Эти намеки и вызовы на объяснения были прелюдией требований по форме. Не говоря еще о разделе, Александр пригласил Савари передать Наполеону его формальную просьбу о княжествах; он желал, чтобы Молдавия и Валахия, во всяком случае независимо от решения, принятого относительно судьбы Оттоманской монархии, были присоединены к его империи. Сообщение об этом сделалось предметом депеши, написанной Савари 18 ноября,[235] спустя девять дней после манифеста о войне с Англией, и близость чисел окончательно указывает на тесную связь, которую устанавливала Россия между обоими событиями. В то же время Россия вызывающе держала себя на Дунае.
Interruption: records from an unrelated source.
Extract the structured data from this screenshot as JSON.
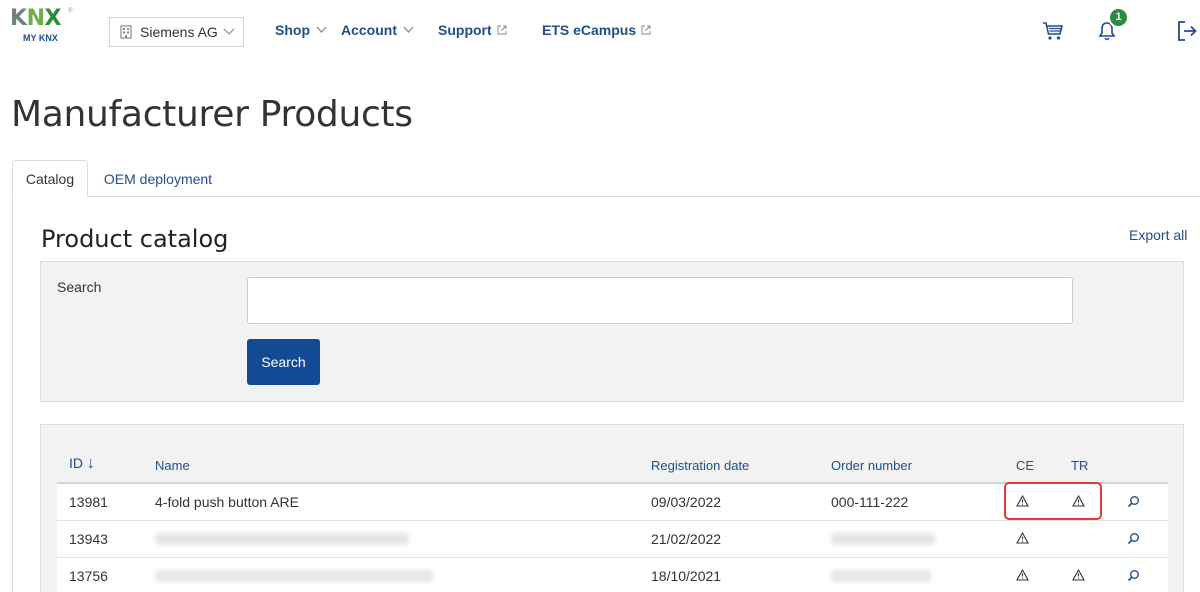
{
  "logo": {
    "brand": "KNX",
    "sub": "MY KNX"
  },
  "company_selector": {
    "label": "Siemens AG"
  },
  "nav": {
    "shop": "Shop",
    "account": "Account",
    "support": "Support",
    "ecampus": "ETS eCampus"
  },
  "notifications": {
    "count": "1"
  },
  "page_title": "Manufacturer Products",
  "tabs": [
    {
      "label": "Catalog",
      "active": true
    },
    {
      "label": "OEM deployment",
      "active": false
    }
  ],
  "catalog": {
    "title": "Product catalog",
    "export_label": "Export all",
    "search": {
      "label": "Search",
      "value": "",
      "button": "Search"
    }
  },
  "table": {
    "columns": [
      "ID",
      "Name",
      "Registration date",
      "Order number",
      "CE",
      "TR"
    ],
    "sort_indicator": "↓",
    "rows": [
      {
        "id": "13981",
        "name": "4-fold push button ARE",
        "date": "09/03/2022",
        "order": "000-111-222",
        "ce": true,
        "tr": true
      },
      {
        "id": "13943",
        "name": "",
        "date": "21/02/2022",
        "order": "",
        "ce": true,
        "tr": false
      },
      {
        "id": "13756",
        "name": "",
        "date": "18/10/2021",
        "order": "",
        "ce": true,
        "tr": true
      }
    ]
  },
  "colors": {
    "primary": "#124a94",
    "link": "#1f4e89",
    "badge": "#2e8b3d",
    "highlight": "#e53935"
  }
}
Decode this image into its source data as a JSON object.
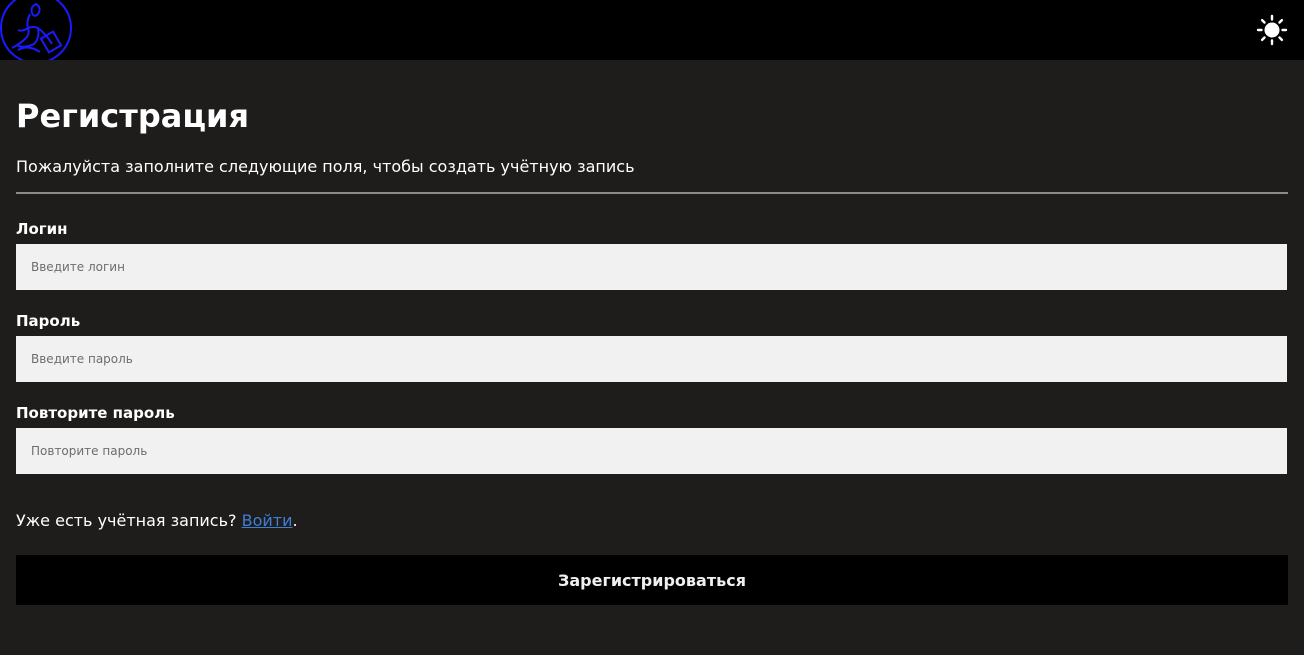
{
  "header": {
    "logo_icon": "goddess-outline-logo-icon",
    "logo_color": "#1a1aff",
    "theme_toggle_icon": "sun-icon"
  },
  "form": {
    "title": "Регистрация",
    "subtitle": "Пожалуйста заполните следующие поля, чтобы создать учётную запись",
    "fields": [
      {
        "label": "Логин",
        "placeholder": "Введите логин",
        "value": ""
      },
      {
        "label": "Пароль",
        "placeholder": "Введите пароль",
        "value": ""
      },
      {
        "label": "Повторите пароль",
        "placeholder": "Повторите пароль",
        "value": ""
      }
    ],
    "login_prompt": "Уже есть учётная запись?",
    "login_link": "Войти",
    "login_suffix": ".",
    "submit_label": "Зарегистрироваться"
  },
  "colors": {
    "page_background": "#1e1d1c",
    "header_background": "#000000",
    "input_background": "#f1f1f1",
    "link": "#3d7fd6",
    "button_background": "#000000"
  }
}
Она мешала успешности наших примирительных шагов, предпринятых в силу тильзитского договора, вызывала разного рода затруднения, умышленно поддерживала конфликт и ясно выражала свое намерение отклонить всякое основанное на умеренности соглашение с турками и, в крайнем случае, оставить за собой часть их империи и за их счет вознаградить себя за услугу, оказанную нам против Англии.
231
Донесение Савари от 4 ноября 1807 г.
232
Инструкции, данные графу Петру Толстому, назначенному посланником в Париж, 14 сентября 1807 г. Архивы С.-Петербурга.
233
Донесение Савари от 9 декабря 1807 г.
234
Донесение Савари, приложенное к его письму от 4 ноября 1807 г.
235
Publiée dans le tome, VII, 364–385, de la Correspondance de Napoléon Bonaparte, parue cher Panckoucke, (1819–1820).